Woher kommt eigentlich das Grauen in diesem postapokalyptischen Kammerspiel? Die Familie, die in einem mit notdürftigen Materialien zur Burg umgebauten Häuschen irgendwo in einem einsamen Wald wohnt, steckt jedenfalls voller Paranoia. Denn ein Virus hat den Planeten entvölkert. Wer von diesem Virus befallen ist, stirbt auf erbärmliche Weise. Blut kotzend. Klarheit über die Funktionsweise, Virulenz oder Inkubationszeit herrscht aber nicht, lediglich: Das Virus birgt eine unglaublich hohe Ansteckungsgefahr und wird vermutlich auch über Berührung übertragen.
In Trey Edward Shults IT COMES AT NIGHT herrschen Angst, Verzweiflung, Klaustrophobie und ein großes Misstrauen vor der Außenwelt. Unsere Kleinfamilie ist völlig auf sich allein gestellt, abgeschnitten von einer – möglicherweise nicht mehr existierenden – Außenwelt. Paul (Joel Edgerton), Sarah (Carmen Ejogo) und Sohn Travis (Kelvin Harrison Jr.) haben eben erst Travis’ Großvater verloren. Sie haben ihn getötet, um zu überleben. Gasmasken tragend stoßen sie ihn in einer Schubkarre vors Haus, kippen ihn in ein Grab und verbrennen ihn. So funktional beerdigt man die geliebten Nächsten. Sarah ist sich später nicht sicher, ob es gut war, dass der 17jährige Travis die Exekution und die Beerdigung des Großvaters mitbekommen musste. Tatsächlich wird Travis in der Folge von Alpträumen und Visionen geplagt, die in Shults’ Film visualisiert werden. Die Filmerzählung speist sich zu einem großen Teil aus Travis’ eingeschüchterter Perspektive. Eine Perspektive, die auch zu dem Zeitpunkt Neugierde vermittelt, als sich das „Fremde“ hinzugesellt. Das Fremde in Gestalt einer anderen, durchaus vertrauenswürdigen Kleinfamilie.

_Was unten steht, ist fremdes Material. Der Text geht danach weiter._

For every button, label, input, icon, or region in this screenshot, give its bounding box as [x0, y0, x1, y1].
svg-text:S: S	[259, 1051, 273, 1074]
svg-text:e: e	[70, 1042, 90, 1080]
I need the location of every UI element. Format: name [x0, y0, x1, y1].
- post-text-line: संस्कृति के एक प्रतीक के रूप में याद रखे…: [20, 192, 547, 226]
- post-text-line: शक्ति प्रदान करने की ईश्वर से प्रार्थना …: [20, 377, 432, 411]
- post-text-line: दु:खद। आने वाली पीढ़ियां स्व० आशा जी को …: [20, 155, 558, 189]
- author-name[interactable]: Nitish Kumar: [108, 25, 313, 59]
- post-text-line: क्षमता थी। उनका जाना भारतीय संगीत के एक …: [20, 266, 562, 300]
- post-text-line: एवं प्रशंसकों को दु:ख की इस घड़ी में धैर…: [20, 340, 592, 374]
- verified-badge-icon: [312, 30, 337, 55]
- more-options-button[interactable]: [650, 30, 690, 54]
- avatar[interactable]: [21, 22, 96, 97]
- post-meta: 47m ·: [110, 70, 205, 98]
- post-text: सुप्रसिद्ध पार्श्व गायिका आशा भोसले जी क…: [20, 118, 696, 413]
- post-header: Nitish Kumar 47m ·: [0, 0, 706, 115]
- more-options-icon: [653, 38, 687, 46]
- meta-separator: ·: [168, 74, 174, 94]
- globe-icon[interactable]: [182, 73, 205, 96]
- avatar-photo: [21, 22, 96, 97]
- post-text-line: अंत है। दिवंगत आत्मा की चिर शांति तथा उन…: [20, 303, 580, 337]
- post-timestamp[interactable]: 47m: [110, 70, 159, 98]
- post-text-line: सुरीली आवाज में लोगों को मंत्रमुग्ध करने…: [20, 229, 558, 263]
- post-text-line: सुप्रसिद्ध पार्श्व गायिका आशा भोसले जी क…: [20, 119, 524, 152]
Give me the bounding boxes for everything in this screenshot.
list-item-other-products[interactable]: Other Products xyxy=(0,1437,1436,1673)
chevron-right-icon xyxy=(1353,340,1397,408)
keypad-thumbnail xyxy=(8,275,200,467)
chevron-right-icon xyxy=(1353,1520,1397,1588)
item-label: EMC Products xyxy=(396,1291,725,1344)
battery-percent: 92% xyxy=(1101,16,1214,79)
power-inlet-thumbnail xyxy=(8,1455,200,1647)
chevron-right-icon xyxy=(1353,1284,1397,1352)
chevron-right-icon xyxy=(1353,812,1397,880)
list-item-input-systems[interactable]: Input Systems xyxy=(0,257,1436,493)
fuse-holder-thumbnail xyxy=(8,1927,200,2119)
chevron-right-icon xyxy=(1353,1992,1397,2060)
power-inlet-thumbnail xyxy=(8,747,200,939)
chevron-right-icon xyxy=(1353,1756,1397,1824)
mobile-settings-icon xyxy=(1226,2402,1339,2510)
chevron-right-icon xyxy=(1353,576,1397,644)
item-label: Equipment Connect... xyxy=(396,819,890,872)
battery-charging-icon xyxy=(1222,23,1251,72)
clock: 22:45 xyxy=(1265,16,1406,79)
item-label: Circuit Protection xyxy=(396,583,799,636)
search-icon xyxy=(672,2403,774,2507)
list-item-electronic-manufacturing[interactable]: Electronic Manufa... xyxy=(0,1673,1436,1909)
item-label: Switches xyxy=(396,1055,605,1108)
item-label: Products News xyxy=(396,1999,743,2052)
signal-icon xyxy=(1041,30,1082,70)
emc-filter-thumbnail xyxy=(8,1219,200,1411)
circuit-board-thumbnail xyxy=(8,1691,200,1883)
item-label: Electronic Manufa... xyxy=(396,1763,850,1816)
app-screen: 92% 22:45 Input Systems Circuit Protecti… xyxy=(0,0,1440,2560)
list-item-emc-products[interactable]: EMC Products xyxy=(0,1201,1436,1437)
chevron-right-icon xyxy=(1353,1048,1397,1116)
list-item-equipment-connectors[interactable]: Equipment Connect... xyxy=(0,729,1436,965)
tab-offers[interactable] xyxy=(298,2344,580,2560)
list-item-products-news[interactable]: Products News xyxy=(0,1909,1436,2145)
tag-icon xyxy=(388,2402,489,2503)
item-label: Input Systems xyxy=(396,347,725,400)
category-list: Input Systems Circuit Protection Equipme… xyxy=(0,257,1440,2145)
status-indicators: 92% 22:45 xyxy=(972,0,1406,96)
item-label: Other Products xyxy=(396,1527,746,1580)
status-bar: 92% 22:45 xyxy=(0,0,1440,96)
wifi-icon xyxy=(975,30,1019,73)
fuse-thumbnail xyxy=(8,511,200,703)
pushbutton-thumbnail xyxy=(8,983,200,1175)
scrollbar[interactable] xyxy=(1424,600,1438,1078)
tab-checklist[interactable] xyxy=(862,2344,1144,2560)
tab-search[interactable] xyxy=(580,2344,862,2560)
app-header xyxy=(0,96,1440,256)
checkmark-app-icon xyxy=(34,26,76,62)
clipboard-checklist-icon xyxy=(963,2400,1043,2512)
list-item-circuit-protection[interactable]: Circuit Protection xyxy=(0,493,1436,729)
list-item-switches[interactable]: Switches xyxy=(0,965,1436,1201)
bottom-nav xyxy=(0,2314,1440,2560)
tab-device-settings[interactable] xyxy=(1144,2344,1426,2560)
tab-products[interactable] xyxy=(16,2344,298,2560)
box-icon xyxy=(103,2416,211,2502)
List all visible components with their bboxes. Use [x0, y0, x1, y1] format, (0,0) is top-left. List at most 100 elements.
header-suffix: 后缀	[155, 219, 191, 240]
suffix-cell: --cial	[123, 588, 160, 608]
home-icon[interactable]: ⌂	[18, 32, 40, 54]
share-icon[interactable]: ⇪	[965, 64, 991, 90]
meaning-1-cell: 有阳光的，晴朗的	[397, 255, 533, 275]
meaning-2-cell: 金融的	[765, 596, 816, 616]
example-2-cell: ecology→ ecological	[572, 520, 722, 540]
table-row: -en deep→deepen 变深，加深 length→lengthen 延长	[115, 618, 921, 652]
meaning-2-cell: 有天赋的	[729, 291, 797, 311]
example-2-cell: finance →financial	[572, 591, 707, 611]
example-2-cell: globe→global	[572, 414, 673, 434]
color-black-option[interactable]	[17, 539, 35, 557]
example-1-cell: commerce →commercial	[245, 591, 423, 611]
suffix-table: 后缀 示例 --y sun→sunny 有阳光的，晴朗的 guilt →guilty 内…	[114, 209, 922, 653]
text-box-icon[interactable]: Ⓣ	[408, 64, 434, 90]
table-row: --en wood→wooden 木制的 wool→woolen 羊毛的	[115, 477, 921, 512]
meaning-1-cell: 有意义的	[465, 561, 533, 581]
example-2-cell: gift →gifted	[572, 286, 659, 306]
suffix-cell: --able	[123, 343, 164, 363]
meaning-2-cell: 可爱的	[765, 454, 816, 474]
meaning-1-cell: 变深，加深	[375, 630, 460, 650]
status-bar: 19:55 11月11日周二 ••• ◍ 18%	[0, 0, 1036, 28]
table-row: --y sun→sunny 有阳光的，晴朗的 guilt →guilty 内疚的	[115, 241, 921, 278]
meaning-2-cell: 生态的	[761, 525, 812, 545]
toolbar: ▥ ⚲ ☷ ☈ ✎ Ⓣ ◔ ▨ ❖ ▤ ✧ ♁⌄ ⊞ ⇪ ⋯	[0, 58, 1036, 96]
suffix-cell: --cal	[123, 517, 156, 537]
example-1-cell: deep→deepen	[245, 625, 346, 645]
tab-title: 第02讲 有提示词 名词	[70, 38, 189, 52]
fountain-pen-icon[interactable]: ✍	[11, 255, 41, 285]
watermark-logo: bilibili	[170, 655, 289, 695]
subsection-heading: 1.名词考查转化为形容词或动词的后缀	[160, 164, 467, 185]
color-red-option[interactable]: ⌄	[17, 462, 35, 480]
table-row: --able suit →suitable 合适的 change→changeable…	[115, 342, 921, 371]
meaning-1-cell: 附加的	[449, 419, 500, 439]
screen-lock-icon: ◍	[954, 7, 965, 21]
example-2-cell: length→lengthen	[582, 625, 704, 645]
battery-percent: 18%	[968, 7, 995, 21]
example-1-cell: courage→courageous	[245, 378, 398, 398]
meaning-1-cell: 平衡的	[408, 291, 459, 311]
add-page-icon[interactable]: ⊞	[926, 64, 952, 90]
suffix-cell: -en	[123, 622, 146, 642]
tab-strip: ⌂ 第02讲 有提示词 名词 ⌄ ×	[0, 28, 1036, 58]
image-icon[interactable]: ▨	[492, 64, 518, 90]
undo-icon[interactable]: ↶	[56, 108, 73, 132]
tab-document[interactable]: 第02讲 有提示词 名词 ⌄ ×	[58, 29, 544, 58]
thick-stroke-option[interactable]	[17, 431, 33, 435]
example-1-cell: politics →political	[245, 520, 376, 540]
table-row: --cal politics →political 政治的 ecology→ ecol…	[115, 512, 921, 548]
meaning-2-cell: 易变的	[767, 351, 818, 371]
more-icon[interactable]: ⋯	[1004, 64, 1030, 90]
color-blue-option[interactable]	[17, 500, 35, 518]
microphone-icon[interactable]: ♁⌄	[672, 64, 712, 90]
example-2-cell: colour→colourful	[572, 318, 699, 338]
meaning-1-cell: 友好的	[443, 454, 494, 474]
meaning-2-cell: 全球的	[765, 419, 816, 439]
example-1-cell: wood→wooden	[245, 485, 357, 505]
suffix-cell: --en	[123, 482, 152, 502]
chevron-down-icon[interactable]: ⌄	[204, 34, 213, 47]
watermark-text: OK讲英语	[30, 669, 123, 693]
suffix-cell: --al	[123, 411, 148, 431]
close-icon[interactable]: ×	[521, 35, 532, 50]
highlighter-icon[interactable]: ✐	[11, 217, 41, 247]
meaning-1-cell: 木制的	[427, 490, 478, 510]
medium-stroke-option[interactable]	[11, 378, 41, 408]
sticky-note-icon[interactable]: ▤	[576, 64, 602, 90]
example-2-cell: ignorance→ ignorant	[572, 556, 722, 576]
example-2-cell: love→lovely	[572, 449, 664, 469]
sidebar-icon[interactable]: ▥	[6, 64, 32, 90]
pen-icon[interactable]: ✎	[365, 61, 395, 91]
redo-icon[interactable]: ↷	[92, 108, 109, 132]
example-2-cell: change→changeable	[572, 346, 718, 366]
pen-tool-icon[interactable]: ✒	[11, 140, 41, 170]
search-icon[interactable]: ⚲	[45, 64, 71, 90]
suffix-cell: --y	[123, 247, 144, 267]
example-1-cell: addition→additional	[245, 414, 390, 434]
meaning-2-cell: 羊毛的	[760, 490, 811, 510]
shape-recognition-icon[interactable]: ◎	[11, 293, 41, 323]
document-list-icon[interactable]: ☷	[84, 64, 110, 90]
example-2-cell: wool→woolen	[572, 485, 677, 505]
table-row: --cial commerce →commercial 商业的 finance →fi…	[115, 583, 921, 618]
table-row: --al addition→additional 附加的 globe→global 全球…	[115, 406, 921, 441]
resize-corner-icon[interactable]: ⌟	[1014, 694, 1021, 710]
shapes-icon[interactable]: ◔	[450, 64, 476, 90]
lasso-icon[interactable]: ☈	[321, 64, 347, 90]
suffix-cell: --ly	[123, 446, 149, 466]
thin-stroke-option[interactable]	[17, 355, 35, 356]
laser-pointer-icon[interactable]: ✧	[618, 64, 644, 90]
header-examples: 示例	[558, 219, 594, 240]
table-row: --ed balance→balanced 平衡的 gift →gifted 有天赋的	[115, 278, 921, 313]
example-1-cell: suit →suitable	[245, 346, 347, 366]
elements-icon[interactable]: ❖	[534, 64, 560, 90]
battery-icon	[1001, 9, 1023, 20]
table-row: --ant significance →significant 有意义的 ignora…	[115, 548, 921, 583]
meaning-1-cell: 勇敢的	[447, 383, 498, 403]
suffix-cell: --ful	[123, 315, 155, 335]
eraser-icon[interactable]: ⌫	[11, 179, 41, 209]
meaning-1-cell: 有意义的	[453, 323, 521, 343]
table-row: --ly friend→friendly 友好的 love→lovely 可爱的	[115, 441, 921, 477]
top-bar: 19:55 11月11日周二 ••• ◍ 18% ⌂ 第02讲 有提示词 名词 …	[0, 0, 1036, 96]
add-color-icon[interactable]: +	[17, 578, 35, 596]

Wie in Romeros Zombiefilmen oder seinem CRAZIES erhält auch hier das Virus ein psychologisches Moment: Das „Es“ („it“) im Titel ist so zu verstehen. Travis’ Leben besteht nur aus den Über-Ichs von Vater und Mutter und aus rationalem Handeln („Ich“-Handlungen). Als nachts ein Fremder ins Haus einsteigt und sich als Vater einer Kleinfamilie knapp vor Pauls Schüssen retten kann, öffnet sich die verstockte Ordnung ein wenig. Eine zweite Familie zieht ein. In Travis weckt das Lebensgeister, die sich gegen Vaters Credo „You can’t trust anybody but family“ aufbäumen. (Überhaupt: Der ganz im Überlebenskampf agierende, die Familie schützende Paul hält seine Familie so patriarchal zusammen wie ein Siedler aus der Pionierzeit der USA.) So bahnt sich bereits eine Art von „Lebenslust“-Virus den Weg in die geschlossene Gesellschaft (Travis empfindet auch Begehren für die „fremde“ Ehefrau Kim (Riley Keough)), und das Andere, die vernichtende Gewalt des Es folgt – wie zu erwarten – auf dem Fuß. Travis fantasiert von Körpervereinigungen und –flüssigkeiten, die sexuell aufgeladen sind, aber immer auch Kontroll- und Lebensverlust beinhalten.
Regisseur Trey Edward Shults hat nach seinem hochgelobten, deprimierenden Erstling, dem Familiendrama KRISHA (2015), versucht, die Schrauben des Ausweglosen noch etwas mehr anzuziehen. So ist ihm ein interessanter kleiner Outbreakfilm gelungen, der Horror und klaustrophobe Familienstrukturen gekonnt verbindet. Doch das Virus lauert überall.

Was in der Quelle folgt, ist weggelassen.